World Mental Health Day 2023

Mental Health is a Universal Human Right

Every year at WTS we get behind World Mental Health Day as; you guessed it, we think mental health is so important.
We are passionate about encouraging everyone to look after their mental health. This year, we decided to hand ‘the pen’ (well it was a keyboard…) to our associate Marjolein who is our resident children’s and young people’s OT with a specialist interest in neurodiversity.
“If looking after our mental health was easy, I would be out of a job” says Marjolein. “As a team of Occupational Therapists we often discuss meaning with people. Meaning is what motivates someone, what they think is the most important in life, what ‘makes them tick’.
Finding the answer to this can be a way of unlocking a whole host of other things that suddenly all start to make sense.
Why can can’t move on from this situation or why we prioritise certain things over others. Why we make the choices we make or why we feel whether we can make any choices at all.
As humans we have an intrinsic need to connect to others.
We are relational beings and often our meaning can be found in relation to others or in doing something for others. When we can feel that things are difficult, we can feel discouraged and disconnected from those we are usually close to. Life can feel like an endless series of demands to keep all the plates spinning and keep everyone happy.
However, the only person in our connected and sociable world we are forgetting is ourselves.

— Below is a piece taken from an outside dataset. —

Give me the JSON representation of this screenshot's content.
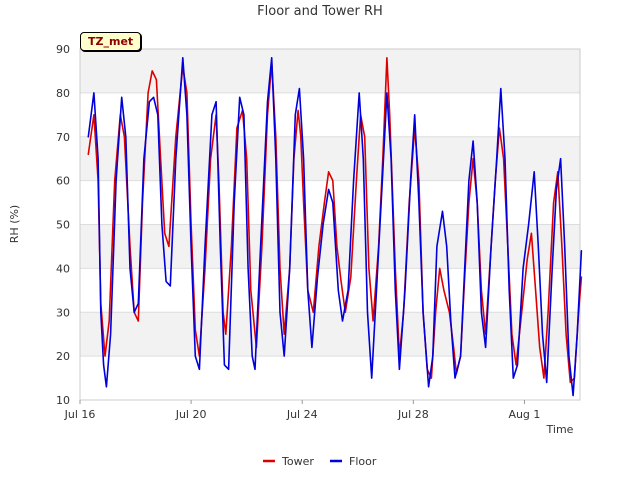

So, I would like to invite you to act on one simple idea. This year for World Mental Health Day I want to invite you to connect. Connect to another person.
Someone who can help give you some meaning to the things you are facing right now.
Someone who will make you feel like a human being, like you are seen and like you matter.
Someone who will stop long enough to really listen or someone who will spend time with you and make you laugh.
Give yourself permission to do less ‘doing’ and a little more ‘being’. Spend time with family or friends and just waste time together. Because time spent with people creates the meaning we need and the connection that helps us carry all the other things we do. Mental health is a human right, now it’s time to make it YOUR human right.”